FDJ hails post-lockdown recovery despite H1 revenue decline

30 July 2020

La Française des Jeux (FDJ) said a strong performance after France emerged from its novel coronavirus (Covid-19) lockdown has reduced a decline in revenue for the first half of the operator’s financial year.

The operator saw amounts wagered over the six months to 30 June fall 18.4% year-on-year to €6.90bn (£6.25bn/$8.11bn). Revenue for the period was down 10.1% at €849m.

It noted that until France went into lockdown on 16 March, stakes had been up 5% year-on-year, before dropping 60% over next two months.

However, since the French government began lifting the lockdown from 11 May, FDJ said it began to see a gradual recovery. This was then accelerated with the resumption of sporting competitions and the resumption of its Amigo lottery game on 8 June.

As such, the H1 stakes decline was significantly reduced, and stakes returned to 2019 levels by mid-June.

Lottery games still accounted for the majority of stakes despite its contribution falling 12.6% to €5.78bn, of which €3.56bn came from instant win games (down 11.3%).
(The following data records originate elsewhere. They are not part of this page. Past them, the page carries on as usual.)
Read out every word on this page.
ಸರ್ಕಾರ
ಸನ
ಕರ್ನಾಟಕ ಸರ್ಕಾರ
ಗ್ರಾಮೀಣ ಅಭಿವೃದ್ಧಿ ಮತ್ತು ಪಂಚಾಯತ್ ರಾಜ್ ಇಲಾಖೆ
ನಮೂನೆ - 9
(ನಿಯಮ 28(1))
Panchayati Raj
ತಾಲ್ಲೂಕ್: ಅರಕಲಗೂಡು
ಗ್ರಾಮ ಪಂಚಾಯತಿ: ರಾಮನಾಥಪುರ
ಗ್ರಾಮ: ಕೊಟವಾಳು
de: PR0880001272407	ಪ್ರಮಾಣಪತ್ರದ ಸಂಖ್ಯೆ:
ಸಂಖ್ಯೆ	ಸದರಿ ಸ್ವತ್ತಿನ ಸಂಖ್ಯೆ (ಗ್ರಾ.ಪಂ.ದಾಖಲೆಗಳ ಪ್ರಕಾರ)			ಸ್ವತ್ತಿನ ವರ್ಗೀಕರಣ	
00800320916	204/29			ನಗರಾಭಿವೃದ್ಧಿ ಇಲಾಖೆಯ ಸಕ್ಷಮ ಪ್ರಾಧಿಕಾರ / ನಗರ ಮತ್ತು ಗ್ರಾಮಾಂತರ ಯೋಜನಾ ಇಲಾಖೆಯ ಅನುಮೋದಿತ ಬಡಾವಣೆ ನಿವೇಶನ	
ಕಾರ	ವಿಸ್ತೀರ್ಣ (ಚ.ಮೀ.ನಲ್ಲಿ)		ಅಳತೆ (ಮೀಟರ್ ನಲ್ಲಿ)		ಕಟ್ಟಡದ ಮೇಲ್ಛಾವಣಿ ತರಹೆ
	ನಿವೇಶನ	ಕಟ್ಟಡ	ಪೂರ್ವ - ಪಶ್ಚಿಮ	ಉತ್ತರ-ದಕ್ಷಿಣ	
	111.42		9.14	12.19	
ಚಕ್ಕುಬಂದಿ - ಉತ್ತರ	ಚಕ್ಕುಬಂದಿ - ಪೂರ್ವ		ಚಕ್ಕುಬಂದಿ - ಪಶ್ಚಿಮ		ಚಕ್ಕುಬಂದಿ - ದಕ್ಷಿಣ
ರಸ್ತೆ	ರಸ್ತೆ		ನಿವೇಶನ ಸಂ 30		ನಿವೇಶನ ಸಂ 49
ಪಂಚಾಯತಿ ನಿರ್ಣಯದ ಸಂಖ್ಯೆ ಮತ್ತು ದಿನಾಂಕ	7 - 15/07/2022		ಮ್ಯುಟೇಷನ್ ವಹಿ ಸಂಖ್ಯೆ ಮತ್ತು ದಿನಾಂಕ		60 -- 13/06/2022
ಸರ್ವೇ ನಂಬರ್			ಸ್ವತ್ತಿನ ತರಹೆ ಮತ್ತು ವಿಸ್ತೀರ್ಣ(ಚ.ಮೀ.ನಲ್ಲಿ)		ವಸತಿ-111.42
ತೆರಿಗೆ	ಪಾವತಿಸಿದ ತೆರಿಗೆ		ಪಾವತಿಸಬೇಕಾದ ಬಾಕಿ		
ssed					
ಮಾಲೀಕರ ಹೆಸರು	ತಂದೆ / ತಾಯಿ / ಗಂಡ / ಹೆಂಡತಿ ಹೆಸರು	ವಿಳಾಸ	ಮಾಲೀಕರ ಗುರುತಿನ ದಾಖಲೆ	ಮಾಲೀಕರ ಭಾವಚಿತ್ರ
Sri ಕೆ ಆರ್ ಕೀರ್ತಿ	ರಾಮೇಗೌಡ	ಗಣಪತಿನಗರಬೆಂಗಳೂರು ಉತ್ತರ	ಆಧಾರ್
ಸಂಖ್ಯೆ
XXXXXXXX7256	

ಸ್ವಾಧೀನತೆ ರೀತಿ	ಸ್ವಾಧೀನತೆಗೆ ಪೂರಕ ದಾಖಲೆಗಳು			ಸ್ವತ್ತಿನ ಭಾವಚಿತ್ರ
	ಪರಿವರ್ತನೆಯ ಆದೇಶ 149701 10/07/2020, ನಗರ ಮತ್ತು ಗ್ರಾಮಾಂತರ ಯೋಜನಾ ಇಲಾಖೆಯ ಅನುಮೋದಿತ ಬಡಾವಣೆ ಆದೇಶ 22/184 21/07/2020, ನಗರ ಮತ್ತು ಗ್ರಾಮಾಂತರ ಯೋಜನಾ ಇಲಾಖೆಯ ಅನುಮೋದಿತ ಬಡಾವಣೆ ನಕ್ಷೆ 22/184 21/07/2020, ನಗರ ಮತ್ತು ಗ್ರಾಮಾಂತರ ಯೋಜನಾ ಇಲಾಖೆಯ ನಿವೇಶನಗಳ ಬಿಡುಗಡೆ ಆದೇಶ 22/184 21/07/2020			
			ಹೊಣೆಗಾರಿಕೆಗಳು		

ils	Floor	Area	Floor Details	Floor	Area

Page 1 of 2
Draw-based games, meanwhile, saw stakes fall 14.6% to €2.22bn. If Amigo’s contribution was removed from stakes, draw-based sales would have only declined 1.7%.

For sports betting - for which figures were adjusted to reflect the contribution from Sporting Group, acquired in June 2019 - stakes were down 38.8% at €1.11bn, in a period where the sporting calendar was almost wiped out by Covid-19. France’s 2019-20 football season was also ended prematurely in April, with no league action to take place until September.

This served to drag down online’s contribution to stakes, which fell 15.8% to €1.39bn, though FDJ noted that online lottery stakes enjoyed strong momentum in the half-year period, rising around 50% to €500m. This was dwarfed by retail stakes, however, which contributed €6.27bn, down 20.8% year-on-year.

Across all verticals and channels, players won €4.65bn, down 19.3% and equating to a payout ratio of 67.3%. After winnings, FDJ’s gross gaming revenue for the six month period was down 15.4% at €2.25bn.

This broke down to GGR of €1.95bn from lottery, down 13.2%, and €298m from sports betting, down 26.1%. B2B sports betting solutions brought in a further €6m.

After duties and fees of €1.43bn, net revenue for H1 fell 14.7% to €829m. This was increased by €20m, thanks to its payments and entertainment businesses, for total half-year revenue of €849m, down 10.1%.

While earnings declined sharply, FDJ noted that a cost-saving plan, to ultimately reduce outgoings by €80m in 2020, helping to keep the operator earning before interest, depreciation and tax margin about 20%, at 20.5%. EBITDA for the period declined 16.4% to €174m.

The cost reduction plan helped reduce operating expenses by 12.% to €725m, with the biggest decline seen in cost of sales, which fell 17.6% to €482m. Marketing and communication expenses amounted to €147m, while general and administrative expenses came in at €87m.

After costs, operating profit was down 8.9% to €124m. FDJ also incurred €30.3m in non-recurring expenses, reducing the operating profit to €94m, down 27.2%. After financial expenses of €5.2m, pre-tax profit was down 36.5% at €89m, with net profit for H1 down 47.7% at €50m after income tax of €39m.

“The group’s strong mobilisation from the onset of the health crisis and a swiftly implemented cost-cutting plan have limited the impact on the first-half results,” FDJ chief executive Stéphane Pallez said.

“From mid-June, we have been recording stakes at a level comparable with that of 2019,” she said. “Our strategic orientations and the strength of the FDJ model have been confirmed, and we continue to invest to support the development of all our activities.”